Saturday, October 26, 2013

Stephanie Pater Charged with Defrauding, Sentenced Two Years

Stephanie Pater, 39, was sentenced to two years in prison on Tuesday, September 24.  Pater admitted to stealing $264,000 from a prior employer and current business partner, Tribune Co., owner of the Chicago Tribune.

Stephanie Pater had over a two-decade career in commercial real estate.  Pater began her career in the industry as an intern during her senior year of college at Emory University in Atlanta, Georgia.  Following graduation, she worked at Trammell Crow Company, Kaplan Inc. and then she moved to Kirkland & Ellis as the Director of Real Estate.  She stayed there for about one year and then moved to Tribune Co. in January of 2008, as the Director of Real Estate.  Pater left Tribune Co. in 2010 to form Catalyst Group, LLC, a provider of real estate consulting for various corporate clients, including Tribune Co.  During the bad times of the economy, Catalyst Group closed and Pater was contacted by American Express.


Stephanie Pater created fraudulent contracts between Tribune Co. and Catalyst Group, LLC which sent commissions from a real estate brokerage company to Catalyst.  This act took place over a six month period.  Pater was asked for a copy of the contract between Tribune Co. and Catalyst Group and she gave them the actual contract to try to cover up that there was any fraud going on. 


The type of fraud that Stephanie Pater delved in was mail fraud.  According to the Cornell University Law School’s Legal Information Institute, mail fraud is having devised or intending to devise a scheme to defraud or obtain money by fraudulent pretenses by means of false representations and having that fraudulent document delivered by mail or other carrier to the appropriate recipient. 


Pater was charged with defrauding Tribune Co. in December 2012.  In addition to horrible, fraudulent acts committed by Stephanie, she missed her arraignment three different times which only angered the judge even more!  Pater’s first arraignment was scheduled for January 3, 2013 and she was a “no-show.” At Pater’s second arraignment, scheduled January 10, she again did not show and the judge, U.S. District Judge Samuel Der-Yeghiayan, issued an arrest warrant.  On January 15, Der-Yeghiayan withdrew the previous arrest warrant after hearing from Pater that she would be in court for her next scheduled arraignment.  Just 30 minutes before the start of Pater’s prosecution, she sent out an email to several people claiming she would be late due to the late arrival of her flight but that she would come straight to the courtroom.  The judge, infuriated, issued a second arrest warrant for Pater.  It was later uncovered that Pater chose not to fly out the night prior in order to make her scheduled time. 


Finally, Pater surrendered and was held in custody, though only for six days.  On September 24, 2013, Stephanie was sentenced two years in prison for her fraudulent activity.  Assistant U.S. Attorney, Rick Young, had asked for a 3½ year sentence because her scheme took place over many months.  Young said, “The lack of any apparent reason leads to one conclusion—greed.  To have a lifestyle she couldn’t have.” 

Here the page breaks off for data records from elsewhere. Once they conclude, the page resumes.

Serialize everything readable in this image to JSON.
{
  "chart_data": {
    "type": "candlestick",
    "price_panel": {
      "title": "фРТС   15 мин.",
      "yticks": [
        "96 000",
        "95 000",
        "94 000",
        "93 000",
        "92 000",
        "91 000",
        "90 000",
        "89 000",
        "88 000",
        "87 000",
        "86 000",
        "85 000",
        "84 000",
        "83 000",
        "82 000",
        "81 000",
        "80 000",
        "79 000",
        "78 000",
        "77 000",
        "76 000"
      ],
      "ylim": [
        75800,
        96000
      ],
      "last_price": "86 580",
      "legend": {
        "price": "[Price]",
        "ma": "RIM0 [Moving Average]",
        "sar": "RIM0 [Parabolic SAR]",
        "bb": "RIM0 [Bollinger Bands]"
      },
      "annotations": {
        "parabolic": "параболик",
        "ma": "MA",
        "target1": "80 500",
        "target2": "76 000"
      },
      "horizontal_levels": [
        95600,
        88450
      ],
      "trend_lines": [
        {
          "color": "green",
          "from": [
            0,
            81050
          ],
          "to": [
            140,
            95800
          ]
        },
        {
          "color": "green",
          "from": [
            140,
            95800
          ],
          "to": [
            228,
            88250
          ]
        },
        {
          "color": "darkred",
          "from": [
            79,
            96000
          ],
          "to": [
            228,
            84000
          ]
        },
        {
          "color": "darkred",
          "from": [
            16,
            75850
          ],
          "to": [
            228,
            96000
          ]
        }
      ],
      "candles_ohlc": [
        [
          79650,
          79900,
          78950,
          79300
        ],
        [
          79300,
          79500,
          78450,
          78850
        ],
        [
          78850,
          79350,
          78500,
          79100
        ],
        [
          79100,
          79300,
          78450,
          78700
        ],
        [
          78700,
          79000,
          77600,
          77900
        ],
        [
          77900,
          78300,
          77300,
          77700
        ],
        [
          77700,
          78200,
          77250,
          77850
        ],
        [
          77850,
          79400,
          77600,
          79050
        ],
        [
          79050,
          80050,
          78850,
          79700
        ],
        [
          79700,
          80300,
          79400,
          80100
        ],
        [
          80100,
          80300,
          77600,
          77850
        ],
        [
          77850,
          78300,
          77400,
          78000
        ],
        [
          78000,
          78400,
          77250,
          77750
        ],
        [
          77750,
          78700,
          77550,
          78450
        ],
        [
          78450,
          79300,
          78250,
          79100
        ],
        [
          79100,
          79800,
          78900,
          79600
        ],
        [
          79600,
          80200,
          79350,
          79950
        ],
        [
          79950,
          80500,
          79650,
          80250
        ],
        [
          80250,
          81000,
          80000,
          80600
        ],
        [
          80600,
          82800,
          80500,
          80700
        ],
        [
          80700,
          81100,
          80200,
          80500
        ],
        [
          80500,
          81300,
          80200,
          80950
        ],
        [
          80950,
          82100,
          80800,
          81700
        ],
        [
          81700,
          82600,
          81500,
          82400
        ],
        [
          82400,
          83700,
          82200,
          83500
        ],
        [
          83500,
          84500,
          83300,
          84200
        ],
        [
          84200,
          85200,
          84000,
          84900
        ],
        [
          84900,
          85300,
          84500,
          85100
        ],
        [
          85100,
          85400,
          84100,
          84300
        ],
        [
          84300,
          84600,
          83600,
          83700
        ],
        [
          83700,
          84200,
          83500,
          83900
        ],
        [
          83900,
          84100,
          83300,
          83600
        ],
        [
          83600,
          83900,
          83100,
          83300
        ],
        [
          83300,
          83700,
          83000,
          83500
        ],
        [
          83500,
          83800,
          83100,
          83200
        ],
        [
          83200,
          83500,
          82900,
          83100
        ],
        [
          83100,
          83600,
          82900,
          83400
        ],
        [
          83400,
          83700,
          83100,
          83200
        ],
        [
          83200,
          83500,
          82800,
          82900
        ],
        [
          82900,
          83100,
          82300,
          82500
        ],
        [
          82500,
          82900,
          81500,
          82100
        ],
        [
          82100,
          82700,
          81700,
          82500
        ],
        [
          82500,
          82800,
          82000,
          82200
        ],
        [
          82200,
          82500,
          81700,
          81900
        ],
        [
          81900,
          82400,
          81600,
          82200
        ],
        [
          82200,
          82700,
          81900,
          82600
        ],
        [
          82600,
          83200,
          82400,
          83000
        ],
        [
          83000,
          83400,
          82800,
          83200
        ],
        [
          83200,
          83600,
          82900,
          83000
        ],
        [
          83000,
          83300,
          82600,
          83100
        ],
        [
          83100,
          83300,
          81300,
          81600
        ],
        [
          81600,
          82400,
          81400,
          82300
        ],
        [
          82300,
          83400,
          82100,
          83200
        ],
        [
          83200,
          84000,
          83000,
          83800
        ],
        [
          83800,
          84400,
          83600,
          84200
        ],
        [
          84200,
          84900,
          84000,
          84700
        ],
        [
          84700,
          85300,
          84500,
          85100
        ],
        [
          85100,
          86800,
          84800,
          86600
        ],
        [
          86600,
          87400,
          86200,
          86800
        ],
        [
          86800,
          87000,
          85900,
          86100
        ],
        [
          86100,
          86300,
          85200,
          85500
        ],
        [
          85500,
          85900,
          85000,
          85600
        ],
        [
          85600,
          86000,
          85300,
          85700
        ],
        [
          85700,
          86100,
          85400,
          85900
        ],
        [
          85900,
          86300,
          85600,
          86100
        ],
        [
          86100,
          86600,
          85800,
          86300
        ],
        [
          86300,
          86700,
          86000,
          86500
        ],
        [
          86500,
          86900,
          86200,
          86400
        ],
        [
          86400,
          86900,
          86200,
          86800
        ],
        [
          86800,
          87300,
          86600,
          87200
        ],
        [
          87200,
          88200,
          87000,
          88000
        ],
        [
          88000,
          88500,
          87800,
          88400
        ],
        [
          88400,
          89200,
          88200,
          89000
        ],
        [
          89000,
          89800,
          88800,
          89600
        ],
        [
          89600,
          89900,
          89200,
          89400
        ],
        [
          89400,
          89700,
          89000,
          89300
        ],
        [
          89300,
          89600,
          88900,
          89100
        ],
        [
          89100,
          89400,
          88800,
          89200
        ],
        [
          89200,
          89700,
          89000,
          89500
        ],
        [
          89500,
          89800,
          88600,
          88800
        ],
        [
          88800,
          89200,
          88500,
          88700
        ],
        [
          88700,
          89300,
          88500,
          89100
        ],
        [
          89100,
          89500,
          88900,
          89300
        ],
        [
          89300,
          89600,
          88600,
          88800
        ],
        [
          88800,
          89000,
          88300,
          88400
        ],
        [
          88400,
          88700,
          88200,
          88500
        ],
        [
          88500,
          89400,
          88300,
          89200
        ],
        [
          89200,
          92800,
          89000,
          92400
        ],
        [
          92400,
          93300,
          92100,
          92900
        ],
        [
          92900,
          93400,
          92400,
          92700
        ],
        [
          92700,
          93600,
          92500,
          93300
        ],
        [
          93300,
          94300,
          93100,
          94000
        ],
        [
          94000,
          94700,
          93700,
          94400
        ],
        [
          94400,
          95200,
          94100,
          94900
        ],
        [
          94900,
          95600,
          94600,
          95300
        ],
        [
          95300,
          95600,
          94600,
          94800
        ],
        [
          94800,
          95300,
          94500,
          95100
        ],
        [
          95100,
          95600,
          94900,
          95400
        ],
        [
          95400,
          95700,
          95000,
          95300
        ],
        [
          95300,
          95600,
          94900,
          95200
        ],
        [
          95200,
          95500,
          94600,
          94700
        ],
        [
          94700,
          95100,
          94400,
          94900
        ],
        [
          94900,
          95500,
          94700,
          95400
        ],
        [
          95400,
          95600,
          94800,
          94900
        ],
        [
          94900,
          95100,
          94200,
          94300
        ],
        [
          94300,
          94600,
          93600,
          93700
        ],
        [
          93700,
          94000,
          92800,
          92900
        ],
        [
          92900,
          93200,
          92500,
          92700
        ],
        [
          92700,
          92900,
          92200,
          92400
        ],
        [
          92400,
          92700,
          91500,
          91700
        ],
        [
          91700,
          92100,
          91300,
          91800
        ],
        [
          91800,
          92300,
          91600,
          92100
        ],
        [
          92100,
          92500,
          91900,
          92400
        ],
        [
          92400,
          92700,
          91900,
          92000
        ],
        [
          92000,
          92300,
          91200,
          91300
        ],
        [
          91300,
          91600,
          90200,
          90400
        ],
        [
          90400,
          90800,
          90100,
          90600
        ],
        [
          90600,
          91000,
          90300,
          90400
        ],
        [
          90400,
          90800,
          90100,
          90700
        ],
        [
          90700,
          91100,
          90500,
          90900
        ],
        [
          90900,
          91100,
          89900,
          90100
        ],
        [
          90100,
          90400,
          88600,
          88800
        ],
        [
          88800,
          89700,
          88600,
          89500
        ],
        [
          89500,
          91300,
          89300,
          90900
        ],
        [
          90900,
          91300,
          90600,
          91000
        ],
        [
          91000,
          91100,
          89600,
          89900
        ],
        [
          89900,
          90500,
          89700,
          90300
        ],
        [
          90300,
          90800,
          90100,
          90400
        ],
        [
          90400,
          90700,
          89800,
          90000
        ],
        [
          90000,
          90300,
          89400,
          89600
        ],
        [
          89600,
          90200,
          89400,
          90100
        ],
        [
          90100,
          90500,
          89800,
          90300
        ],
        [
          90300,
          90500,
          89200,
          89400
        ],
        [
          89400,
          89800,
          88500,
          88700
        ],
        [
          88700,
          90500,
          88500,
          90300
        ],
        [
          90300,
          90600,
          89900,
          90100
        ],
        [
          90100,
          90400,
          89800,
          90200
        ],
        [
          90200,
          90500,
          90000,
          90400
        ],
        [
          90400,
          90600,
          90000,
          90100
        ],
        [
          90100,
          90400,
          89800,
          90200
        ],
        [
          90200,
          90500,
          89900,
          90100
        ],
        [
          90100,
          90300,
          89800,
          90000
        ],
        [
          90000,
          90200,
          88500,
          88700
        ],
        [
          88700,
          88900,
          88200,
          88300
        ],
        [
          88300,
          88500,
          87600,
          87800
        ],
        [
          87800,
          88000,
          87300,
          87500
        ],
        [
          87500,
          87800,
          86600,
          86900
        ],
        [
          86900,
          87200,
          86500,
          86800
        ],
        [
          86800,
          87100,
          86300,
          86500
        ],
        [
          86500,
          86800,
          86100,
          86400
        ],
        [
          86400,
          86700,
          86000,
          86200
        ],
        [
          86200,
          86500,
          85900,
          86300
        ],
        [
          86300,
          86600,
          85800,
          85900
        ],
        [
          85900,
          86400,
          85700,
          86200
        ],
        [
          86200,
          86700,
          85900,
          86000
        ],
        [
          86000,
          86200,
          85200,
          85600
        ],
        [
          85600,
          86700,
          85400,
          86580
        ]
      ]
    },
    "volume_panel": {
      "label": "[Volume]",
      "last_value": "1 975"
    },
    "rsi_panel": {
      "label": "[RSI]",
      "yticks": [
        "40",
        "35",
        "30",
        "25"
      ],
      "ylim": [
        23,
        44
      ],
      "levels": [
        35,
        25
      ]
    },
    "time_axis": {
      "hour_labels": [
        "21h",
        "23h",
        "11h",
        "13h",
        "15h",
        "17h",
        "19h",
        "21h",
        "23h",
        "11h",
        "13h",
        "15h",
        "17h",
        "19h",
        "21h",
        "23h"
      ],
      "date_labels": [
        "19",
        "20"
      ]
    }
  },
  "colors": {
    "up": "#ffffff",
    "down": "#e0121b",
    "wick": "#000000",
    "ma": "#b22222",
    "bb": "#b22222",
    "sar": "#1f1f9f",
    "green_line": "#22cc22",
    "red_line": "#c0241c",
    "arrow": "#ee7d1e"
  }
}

Pater’s father described her as “fully committed to her work in commercial real estate.”  She said that the charges against her do not seem fit for her character; she is the divorced mother of a teenager. 


I believe that Pater deserved the sentence that she got and possibly even more.  Mail fraud allows for imprisonment for not more than 20 years and a fine.  Pater should have to pay back everything that she stole.  The cause for this fraud was most likely greed.  Stephanie had her own company and she had multiple clients that are large corporate companies, in particular Tribune Co.  She may have been doing this just because she could without getting caught.  Another reason Pater may have done this is to continue to live the lifestyle she lived prior to her husband leaving her.  I do not know where he worked or what type of work he was into but she may have had to downgrade her housing and put a decline on the spending that she may have been used to previously.  Pater was very wrong in doing this to a company, especially a company that was filing for Chapter 11 bankruptcy, which she managed the consolidation for.